Mongolia slowly but surely digging itself out

2017-11-10 12:10 GMT+8

Mongolia, a country with abundant mineral resources but with so much unfulfilled potential, appears to be slowly digging itself out from its economic woes, and most importantly restoring investor confidence.

In this CRU Spotlight, John Johnson, CEO of CRU China who has been visiting Mongolia regularly since 2009, explains what has changed in recent times following a recent visit.

Earlier this year, Mongolia was in danger of defaulting on debt repayments and investor confidence was extremely low. Mongolia turned to the IMF for support, and already there are encouraging signs that the country is turning a corner. The Mongolian economy has stabilised and investor confidence is slowly being restored.

While Mongolia has benefited enormously from exogenous factors such as rising commodity prices and China’s supply-side cutbacks, it is also important to note that improvements have occurred as a result of changes in government policy. Not all of Mongolia’s structural problems have been solved, but CRU thinks that it may have passed a turning point.

This should be of interest to the international mining community keen to unlock Mongolia’s considerable mineral potential.

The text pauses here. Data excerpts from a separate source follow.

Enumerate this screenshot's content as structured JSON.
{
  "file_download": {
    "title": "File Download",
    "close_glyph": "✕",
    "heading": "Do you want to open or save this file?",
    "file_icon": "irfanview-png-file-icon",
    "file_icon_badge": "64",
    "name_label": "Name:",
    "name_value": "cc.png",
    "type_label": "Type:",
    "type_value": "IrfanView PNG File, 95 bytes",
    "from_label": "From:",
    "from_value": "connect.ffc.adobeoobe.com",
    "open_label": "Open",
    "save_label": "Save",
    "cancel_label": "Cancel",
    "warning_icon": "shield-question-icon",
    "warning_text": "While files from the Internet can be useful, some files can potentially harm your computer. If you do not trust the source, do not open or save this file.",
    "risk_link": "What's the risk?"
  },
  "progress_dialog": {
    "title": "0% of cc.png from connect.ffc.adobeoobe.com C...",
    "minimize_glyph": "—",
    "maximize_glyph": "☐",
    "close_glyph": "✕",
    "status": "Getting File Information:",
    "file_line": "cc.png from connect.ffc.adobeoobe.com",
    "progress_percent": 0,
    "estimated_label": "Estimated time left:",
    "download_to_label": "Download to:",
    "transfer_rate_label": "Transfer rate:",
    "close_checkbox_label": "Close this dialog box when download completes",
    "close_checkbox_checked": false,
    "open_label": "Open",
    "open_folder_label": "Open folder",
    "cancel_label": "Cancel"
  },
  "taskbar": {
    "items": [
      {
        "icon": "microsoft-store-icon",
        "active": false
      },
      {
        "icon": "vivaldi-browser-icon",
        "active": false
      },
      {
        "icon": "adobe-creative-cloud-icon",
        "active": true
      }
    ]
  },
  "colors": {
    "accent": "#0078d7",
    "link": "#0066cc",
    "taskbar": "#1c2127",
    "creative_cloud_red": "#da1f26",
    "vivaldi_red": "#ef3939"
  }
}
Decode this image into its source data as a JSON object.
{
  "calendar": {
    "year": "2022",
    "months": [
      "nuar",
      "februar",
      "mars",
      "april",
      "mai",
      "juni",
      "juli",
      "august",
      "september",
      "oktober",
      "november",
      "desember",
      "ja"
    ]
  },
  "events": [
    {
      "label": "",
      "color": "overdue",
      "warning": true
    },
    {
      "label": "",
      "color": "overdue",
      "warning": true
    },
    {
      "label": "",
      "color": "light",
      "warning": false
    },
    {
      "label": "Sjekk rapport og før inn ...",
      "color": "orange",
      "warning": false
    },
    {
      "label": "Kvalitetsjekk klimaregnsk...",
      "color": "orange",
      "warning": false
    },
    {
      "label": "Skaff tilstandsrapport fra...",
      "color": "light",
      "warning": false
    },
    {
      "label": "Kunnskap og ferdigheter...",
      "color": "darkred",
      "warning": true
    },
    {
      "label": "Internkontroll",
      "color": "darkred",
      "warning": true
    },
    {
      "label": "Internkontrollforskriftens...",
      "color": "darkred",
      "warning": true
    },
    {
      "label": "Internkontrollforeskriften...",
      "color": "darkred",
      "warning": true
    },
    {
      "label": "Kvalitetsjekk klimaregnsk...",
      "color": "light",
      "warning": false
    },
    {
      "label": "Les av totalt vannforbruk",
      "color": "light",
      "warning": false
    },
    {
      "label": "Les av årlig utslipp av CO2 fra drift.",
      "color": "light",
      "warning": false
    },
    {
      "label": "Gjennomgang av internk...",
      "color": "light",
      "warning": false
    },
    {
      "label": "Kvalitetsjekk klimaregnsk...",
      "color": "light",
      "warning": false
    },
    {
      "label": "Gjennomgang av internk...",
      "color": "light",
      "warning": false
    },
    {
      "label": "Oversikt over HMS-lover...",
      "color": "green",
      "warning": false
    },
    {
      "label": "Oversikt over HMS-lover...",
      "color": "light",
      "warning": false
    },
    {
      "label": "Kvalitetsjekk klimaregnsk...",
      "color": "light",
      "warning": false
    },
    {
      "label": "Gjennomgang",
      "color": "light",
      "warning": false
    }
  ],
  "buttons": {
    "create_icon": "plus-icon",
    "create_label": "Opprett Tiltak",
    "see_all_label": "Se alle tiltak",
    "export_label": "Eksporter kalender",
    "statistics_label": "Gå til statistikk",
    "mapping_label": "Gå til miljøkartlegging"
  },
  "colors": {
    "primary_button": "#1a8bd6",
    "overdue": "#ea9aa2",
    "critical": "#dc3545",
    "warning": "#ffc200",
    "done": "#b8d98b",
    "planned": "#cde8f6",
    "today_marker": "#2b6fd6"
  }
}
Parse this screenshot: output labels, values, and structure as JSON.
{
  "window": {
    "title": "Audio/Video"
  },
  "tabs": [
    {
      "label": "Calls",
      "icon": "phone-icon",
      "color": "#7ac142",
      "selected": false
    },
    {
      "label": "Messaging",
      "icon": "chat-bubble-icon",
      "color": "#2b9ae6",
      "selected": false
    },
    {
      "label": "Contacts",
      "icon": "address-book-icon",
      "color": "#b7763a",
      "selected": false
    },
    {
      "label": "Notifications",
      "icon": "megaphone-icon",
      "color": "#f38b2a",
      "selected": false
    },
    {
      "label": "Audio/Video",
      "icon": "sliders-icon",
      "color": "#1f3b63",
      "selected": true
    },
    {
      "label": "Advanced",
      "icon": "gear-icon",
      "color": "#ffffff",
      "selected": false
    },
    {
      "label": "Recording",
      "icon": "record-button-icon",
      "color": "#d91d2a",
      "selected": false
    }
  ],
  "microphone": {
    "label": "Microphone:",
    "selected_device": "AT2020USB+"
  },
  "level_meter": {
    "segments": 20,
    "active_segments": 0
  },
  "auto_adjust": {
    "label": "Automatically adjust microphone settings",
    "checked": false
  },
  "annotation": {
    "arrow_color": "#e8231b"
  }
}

Not only does the country have some of the world’s largest undeveloped copper, gold and coal reserves, but it has many other undeveloped mineral deposits, in addition to being on the doorstep of the world’s largest commodity consuming market.


What positive changes have occurred in Mongolia recently?

In 2016, Mongolia’s external debt was 218% of GDP, its fiscal deficit was 20% of GDP, foreign exchange reserves were tumbling, and the Mongolian Tugrik was one of the world’s worst performing currencies. Foreign debt payments were due, and there was a high risk of default. Furthermore, foreign direct investment (FDI) was tumbling and the mining sector was struggling, having been through a period of several years of low prices and falling export volumes.

Fast forward one year later to 2017 and the IMF implementation of a $5.5 billion Extended Concessional Loan Facility appears to have marked a new beginning. Government actions, including fiscal transparency, tax increases and monetary tightening, have started. The budget deficit has been cut, foreign exchange reserves have been replenished and the Mongolian currency has actually started rising again. Bond payments have been rolled over, a new bond offering launched and real GDP growth has recovered from almost zero in 2016 to 5.3% in H1 2017.

Increasing commodity prices and export volumes have clearly helped, since export revenues have increased significantly. In particular, the Mongolian economy has been boosted by an increase in prices for coking coal during 2017, with coal overtaking copper as the largest revenue earner, which was also aided by the collapse of North Korean coal exports to China. Mineral exports are important to the Mongolian economy, accounting for more than 30% of GDP.2 Furthermore, approximately 90% of these exports are destined for China, so Mongolia’s prosperity is unavoidably linked to China’s commodity imports.